Open a collection. Clicking the card lands you on its detail page — a sortable, filterable table of the judgments in the set, with bulk actions in the toolbar.

Workflow patterns¶

Per-question. One collection per research question. Add anything potentially relevant during exploration; trim down at the end.
Comparative. One collection per jurisdiction for the same fact pattern. Run identical searches under each filter, save to the matching collection.
Pre-extraction. Build the collection first, then point an extraction job (see Step 04 on the base schema) at it. Collections are the canonical input unit for extraction pipelines.

Where it lives¶

Collections list: /collections
Collection detail: /collections/{id}
API reference (programmatic access): docs/api/API_REFERENCE.md

Step 03 — Read the base coding schema¶

A coding schema is the field list an extraction job will produce — the columns of the eventual table. The Base Judgment Extraction Schema (universal_legal_document_base_schema) is the canonical reference: 51 fields covering case identifiers, parties, court hierarchy, dates, legal grounds, and outcomes, with parallel English and Polish descriptions.

Base Judgment Extraction Schema page showing the schema key, the English/Polish language switcher, the '51 fields · 51 required' summary, Table/JSON view tabs, the fields search bar, and the first five rows: Keywords (list), Neutral citation number (text), Case number (number), Date of appeal court judgment (text), Appeal court judges names (text).

Walk through the example¶

Open /schemas/base.

Read the header. The universal_legal_document_base_schema identifier is the canonical name used everywhere — JSON exports, API responses, indexing in Meilisearch. The 51 fields · 51 required badge tells you every field is mandatory in the base profile.
Switch the language. The Schema language toggle swaps every description between English and Polish. Field keys themselves stay stable; only the human-facing strings change.
Search the fields. The Search all fields… box filters the table by field name, type, or description. Try "date" to see every date-typed field, or "judge" to find judge-related fields across the appellate, lower, and panel levels.
Inspect a row. Each row shows the field name, its type (text, number, list, boolean, enum), and its description. enum fields enumerate their allowed values when expanded.
Switch to JSON. The JSON tab shows the same schema in its raw JSON-Schema form. Use the Copy JSON or Download JSON buttons (top right) to take a copy with you when designing a derivative schema.

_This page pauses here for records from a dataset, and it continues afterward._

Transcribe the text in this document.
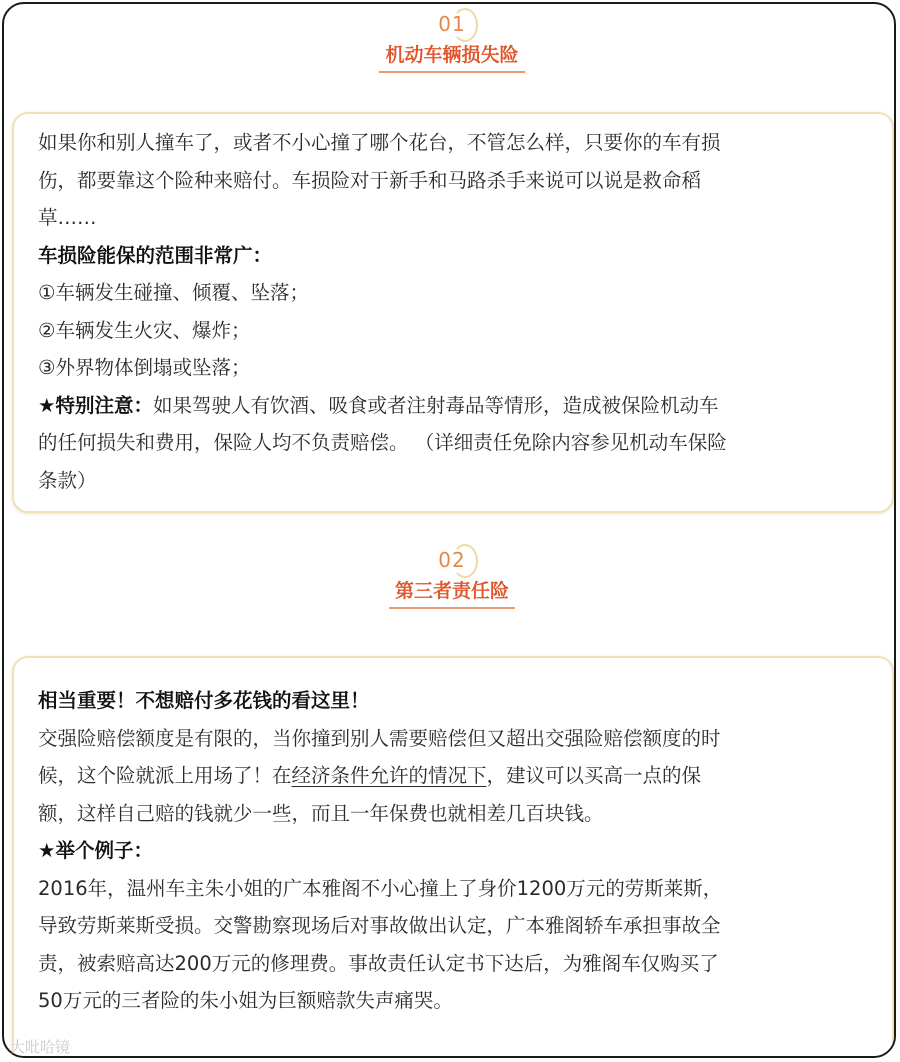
01
机动车辆损失险
如果你和别人撞车了，或者不小心撞了哪个花台，不管怎么样，只要你的车有损
伤，都要靠这个险种来赔付。车损险对于新手和马路杀手来说可以说是救命稻
草……
车损险能保的范围非常广：
①车辆发生碰撞、倾覆、坠落；
②车辆发生火灾、爆炸；
③外界物体倒塌或坠落；
★特别注意：如果驾驶人有饮酒、吸食或者注射毒品等情形，造成被保险机动车
的任何损失和费用，保险人均不负责赔偿。 （详细责任免除内容参见机动车保险
条款）
02
第三者责任险
相当重要！不想赔付多花钱的看这里！
交强险赔偿额度是有限的，当你撞到别人需要赔偿但又超出交强险赔偿额度的时
候，这个险就派上用场了！在经济条件允许的情况下，建议可以买高一点的保
额，这样自己赔的钱就少一些，而且一年保费也就相差几百块钱。
★举个例子：
2016年，温州车主朱小姐的广本雅阁不小心撞上了身价1200万元的劳斯莱斯，
导致劳斯莱斯受损。交警勘察现场后对事故做出认定，广本雅阁轿车承担事故全
责，被索赔高达200万元的修理费。事故责任认定书下达后，为雅阁车仅购买了
50万元的三者险的朱小姐为巨额赔款失声痛哭。
大吡哈镜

When to extend versus reuse¶

Reuse the base schema if your research question is well-covered by the existing fields. Doing so makes your extracted data joinable with everyone else's — the whole point of having a canonical schema.
Extend it (add fields on top) when your question needs domain-specific fields the base doesn't have. Keep the base fields unchanged so your output remains forward-compatible.
Avoid forking from scratch unless you have a reason that doesn't fit either of the above. A clean fork severs the join.

Where it lives¶

Base schema page: /schemas/base
Coding-scheme usage guide: docs/how-to/CODING_SCHEME_USAGE.md
Polish dataset curation (real-world application of the base schema): docs/how-to/polish-dataset-curation.md

Next steps¶

Want to extract structured data from your collection? See the Coding Scheme Usage how-to (extraction routes are currently hidden from the sidebar but reachable by URL during the preview phase).
Want the corpus-wide view? Open /statistics.
Found something missing or confusing? File feedback via the in-app feedback panel or open an issue on GitHub.

Regenerating the screenshots in this tutorial¶

The PNGs referenced here are produced by a Playwright script:

cd frontend
npm run docs:screens                   # regenerate all
npm run docs:screens -- dashboard      # regenerate one step

The script logs in via the real Supabase auth UI using TEST_USER_EMAIL / TEST_USER_PASSWORD from .env, walks each step, and writes PNGs to frontend/public/docs/onboarding/. The same files are served to both this tutorial and the in-app /onboarding route, so they never drift out of sync.